Jabbing myself in the stomach doesn't sound very fun.
'Cause you have to sit on your butt and-
Yeah
... it, it's like you're gonna have that bruise, 'cause I had some bruising with the Mounjaro once.
Oh, yeah.
Yeah.
Well, yeah, I mean, anytime you get stuck, you can get a pretty nasty bruise, so.
At least it's not like diabetes where you have to, like, jab your finger and get the blood-
Mm-hmm
... and see how much blood su- how bad your blood sugar is and-
Gotta do that, uh, all the time.
My dad had to do that.
Mm-hmm.
I think he's stopped now, but I just can't imagine doing that.
Ugh, I need to start eating better and exercising.
Oh, yeah, my dad was telling me. He was like... [laughs] 'Cause I told... uh, 'cause I was talking to the lady at the, the doctor's office on the phone and trying to get my- the, the insurance to cover the whole thing.
Mm-hmm.
And it's like, well, they would only do that if it's, like, a Type 2 diabetes diagnosis. I'm like, I'd rather have no diabetes-
Yeah
... than [laughs] be covered for this.
Yeah, exactly.
But, uh, when it comes to these, uh, what, what was she saying? She was like, "Oh, let's take a look at your A1C." And she goes, "Oh, that's beautiful." [laughs]
[laughs]
I'm like, that's a great thing to hear from a doctor.
Oh, yeah.
I'm nearly 400 pounds, and the A1C is beautiful.
[laughs] Yeah, you like when they give you the good news.
Yeah, yeah.
For sure.
The worst part is when you step on that scale.
I, yeah.
You go to the-
Oh, my God
... when they have, when they take your weight for no reason.
Mm.
Like, what are they gonna use it for? Just, just for that, to shame you?
Yeah.
You're-
Well, you put on some weight since the last time you were in, huh?

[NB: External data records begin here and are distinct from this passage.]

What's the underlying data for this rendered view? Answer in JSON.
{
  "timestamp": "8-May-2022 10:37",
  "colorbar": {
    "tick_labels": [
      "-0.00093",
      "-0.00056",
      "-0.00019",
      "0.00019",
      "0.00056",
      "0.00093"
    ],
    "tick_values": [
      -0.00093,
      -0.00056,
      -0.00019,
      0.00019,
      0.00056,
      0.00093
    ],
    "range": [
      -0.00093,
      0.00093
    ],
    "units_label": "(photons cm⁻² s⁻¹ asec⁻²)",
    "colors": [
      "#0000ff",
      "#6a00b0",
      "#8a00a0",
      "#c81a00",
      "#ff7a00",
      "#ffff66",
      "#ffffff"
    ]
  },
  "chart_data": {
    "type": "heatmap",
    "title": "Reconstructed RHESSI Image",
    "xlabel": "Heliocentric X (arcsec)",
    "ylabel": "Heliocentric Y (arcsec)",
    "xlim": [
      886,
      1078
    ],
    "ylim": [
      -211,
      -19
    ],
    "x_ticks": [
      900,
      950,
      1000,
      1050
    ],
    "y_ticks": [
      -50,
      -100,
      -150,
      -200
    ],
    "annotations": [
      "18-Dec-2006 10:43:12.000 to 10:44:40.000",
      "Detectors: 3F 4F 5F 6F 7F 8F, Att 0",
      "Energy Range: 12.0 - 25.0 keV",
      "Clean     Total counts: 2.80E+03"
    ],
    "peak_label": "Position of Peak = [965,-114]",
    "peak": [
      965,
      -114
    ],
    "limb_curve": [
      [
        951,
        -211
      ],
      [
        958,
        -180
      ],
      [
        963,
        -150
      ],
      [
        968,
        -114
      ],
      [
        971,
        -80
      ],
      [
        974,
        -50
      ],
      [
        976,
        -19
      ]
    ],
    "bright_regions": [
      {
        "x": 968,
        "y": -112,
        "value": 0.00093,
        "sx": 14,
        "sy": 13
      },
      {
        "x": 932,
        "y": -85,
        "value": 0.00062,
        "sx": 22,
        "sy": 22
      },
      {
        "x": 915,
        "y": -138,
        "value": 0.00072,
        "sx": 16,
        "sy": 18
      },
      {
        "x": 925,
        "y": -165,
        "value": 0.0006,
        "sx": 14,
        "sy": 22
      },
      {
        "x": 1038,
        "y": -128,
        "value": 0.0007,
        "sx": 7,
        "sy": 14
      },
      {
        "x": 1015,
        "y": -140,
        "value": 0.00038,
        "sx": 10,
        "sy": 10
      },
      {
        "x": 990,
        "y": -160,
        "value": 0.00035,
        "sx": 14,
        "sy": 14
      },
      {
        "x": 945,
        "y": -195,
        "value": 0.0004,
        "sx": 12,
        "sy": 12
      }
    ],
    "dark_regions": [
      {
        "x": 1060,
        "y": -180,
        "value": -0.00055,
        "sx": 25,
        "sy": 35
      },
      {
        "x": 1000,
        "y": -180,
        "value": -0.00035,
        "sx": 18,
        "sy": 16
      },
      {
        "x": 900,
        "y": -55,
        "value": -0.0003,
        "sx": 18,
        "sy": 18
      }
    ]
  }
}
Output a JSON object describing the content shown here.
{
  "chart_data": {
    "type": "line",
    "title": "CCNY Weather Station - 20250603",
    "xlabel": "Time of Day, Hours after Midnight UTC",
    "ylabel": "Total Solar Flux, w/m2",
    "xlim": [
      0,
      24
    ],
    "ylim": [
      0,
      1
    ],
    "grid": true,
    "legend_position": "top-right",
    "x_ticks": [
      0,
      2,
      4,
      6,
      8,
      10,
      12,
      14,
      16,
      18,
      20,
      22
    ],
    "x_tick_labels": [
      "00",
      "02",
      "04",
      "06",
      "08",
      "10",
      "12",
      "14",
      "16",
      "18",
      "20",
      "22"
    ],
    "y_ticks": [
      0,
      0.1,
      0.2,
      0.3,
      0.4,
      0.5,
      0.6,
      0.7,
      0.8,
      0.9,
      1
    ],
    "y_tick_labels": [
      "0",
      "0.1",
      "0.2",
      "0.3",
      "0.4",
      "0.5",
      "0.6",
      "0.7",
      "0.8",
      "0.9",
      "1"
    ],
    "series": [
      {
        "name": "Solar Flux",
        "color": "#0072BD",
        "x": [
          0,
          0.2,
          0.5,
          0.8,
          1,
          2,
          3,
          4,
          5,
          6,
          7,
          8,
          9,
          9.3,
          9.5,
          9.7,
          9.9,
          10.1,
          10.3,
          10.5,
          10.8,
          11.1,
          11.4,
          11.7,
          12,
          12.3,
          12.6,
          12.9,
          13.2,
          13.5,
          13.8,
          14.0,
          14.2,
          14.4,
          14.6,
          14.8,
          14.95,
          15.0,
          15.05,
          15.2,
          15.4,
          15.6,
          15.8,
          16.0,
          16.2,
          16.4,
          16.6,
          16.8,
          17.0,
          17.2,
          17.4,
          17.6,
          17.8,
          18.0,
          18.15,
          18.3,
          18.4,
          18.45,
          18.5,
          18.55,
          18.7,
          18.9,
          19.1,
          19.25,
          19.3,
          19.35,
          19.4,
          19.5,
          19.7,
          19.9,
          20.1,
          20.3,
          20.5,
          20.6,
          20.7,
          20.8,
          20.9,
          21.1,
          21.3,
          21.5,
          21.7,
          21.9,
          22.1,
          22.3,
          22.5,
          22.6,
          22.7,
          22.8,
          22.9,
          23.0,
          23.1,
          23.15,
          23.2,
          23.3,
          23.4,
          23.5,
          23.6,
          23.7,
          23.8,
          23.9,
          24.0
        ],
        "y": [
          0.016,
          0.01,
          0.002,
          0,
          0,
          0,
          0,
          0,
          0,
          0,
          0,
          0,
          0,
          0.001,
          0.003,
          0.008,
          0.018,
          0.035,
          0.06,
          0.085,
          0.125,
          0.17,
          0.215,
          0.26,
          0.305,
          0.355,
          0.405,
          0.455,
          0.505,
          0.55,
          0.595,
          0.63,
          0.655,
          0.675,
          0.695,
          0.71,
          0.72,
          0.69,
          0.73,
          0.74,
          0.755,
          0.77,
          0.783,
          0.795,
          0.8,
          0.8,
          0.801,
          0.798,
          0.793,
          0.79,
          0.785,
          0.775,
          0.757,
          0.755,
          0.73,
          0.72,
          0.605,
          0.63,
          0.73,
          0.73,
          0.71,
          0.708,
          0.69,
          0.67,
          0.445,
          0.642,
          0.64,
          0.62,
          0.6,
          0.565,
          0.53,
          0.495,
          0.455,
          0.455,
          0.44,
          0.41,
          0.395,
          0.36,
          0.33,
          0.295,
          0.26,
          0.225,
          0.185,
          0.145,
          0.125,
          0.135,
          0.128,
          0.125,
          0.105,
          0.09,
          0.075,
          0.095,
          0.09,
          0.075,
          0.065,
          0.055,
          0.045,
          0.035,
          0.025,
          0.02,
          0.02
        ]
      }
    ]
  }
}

Yeah. Yeah, yeah, your $900 doctor appointment, it's like, "Oh, drink water. Stop eating as much as you have." Like, all the basic stuff you know.
Yeah, exactly. You know, some good common sense information.
Yeah.
Pay tons of money for that.
Are, are you feeling mentally unwell? Knock it off.
Yeah, they, they always ask that one, and, um, glad I haven't had to go in for a while.
But I think my daughter just had a super expensive, uh, medical appointment, so maybe I've gotten close to my deductible. Maybe it's time to go get some things done.
Why not, uh, you know, uh, say, like, "Hey,
you, you, you ha- you've had, you have this very expensive medical thing, whatever. I'm gonna sell your Pokemon cards- [laughs]
Yeah
... and use that to buy myself the Dolce & Gabbana refrigerator."